The prospect thatpost-traumatic stress disorder, or PTSD, would be a factor in Bales’ defense, has been floated about since soon after he was identified as a suspect. But Browne said he has no immediate plans to focus his defense on that.
“I’m a defense lawyer, so I’m not convinced they can prove anything,” Browne said. “So, until I’m convinced, they can prove something I’m not going to go into any sort of mental defenses or anything.”
However, Browne remains convinced that Bales has suffered war injuries, including a concussive head injury suffered from a rollover IED in Iraq. Bales has served four tours of duty.
“This is a guy who’s been depoloyed four times, the military knew he had a head injury.

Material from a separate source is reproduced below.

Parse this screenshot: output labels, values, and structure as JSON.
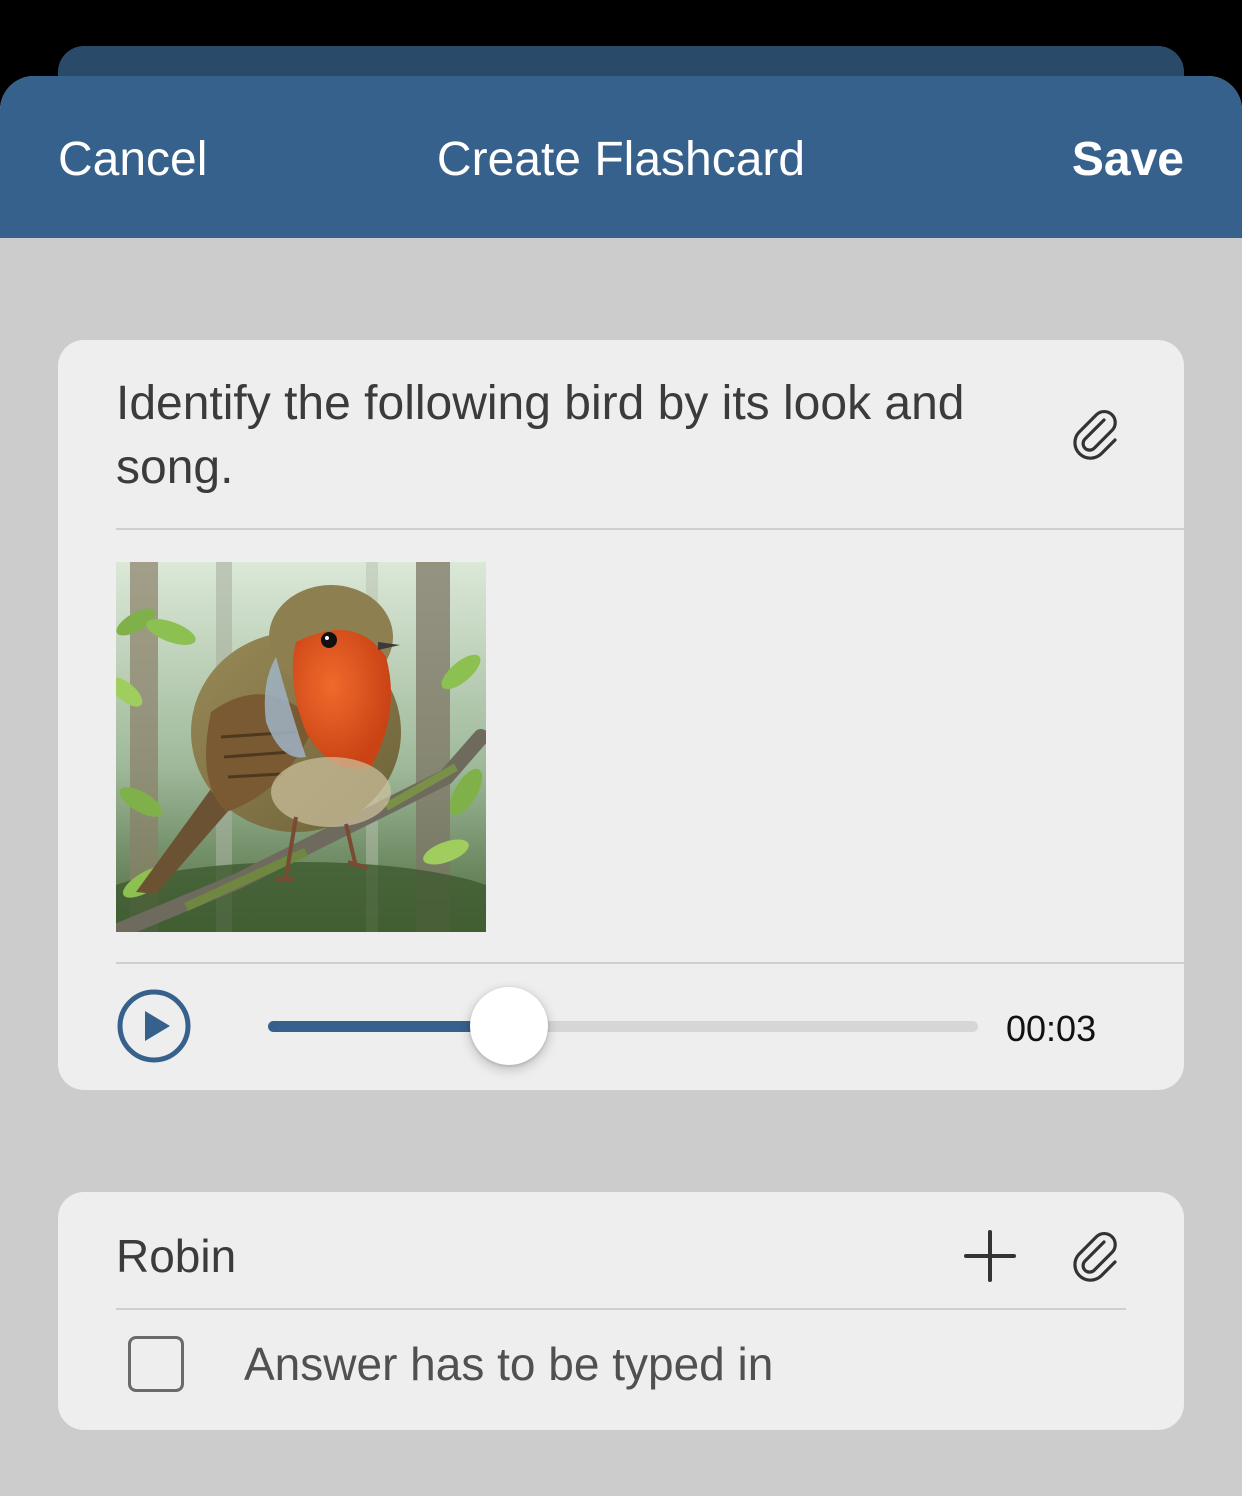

They knew he had other head injuries, and a lot of military people are contacting me off the record sometimes saying he never should have been sent back, period.”
Browne added that Bales isn’t the only person who was asked to stretch himself beyond what could be reasonably expected.
“I think there is a real story here about the war, what we are asking these folks to do,” Browne said.
An Emotional Meeting
Browne, who recently finished his defense of Colton Harris-Moore, known as the Barefoot Bandit, and also defended serial killer Ted Bundy, described his first meeting with the defendant as extremely moving.
“The first our or two that I spent with Sgt. Bales when I met him was emotional, very very emotional,” he said. “And by the time we were done, all four of us, my associate Emma Scanlon, myself, this wise old JAG lawyer, and Sgt. Bales, were all pretty much in tears, him telling us what he’s had to go through in Iraq and what he’s had to go through in Afghanistan.”
Bales, he said, was not the kind of man he expected.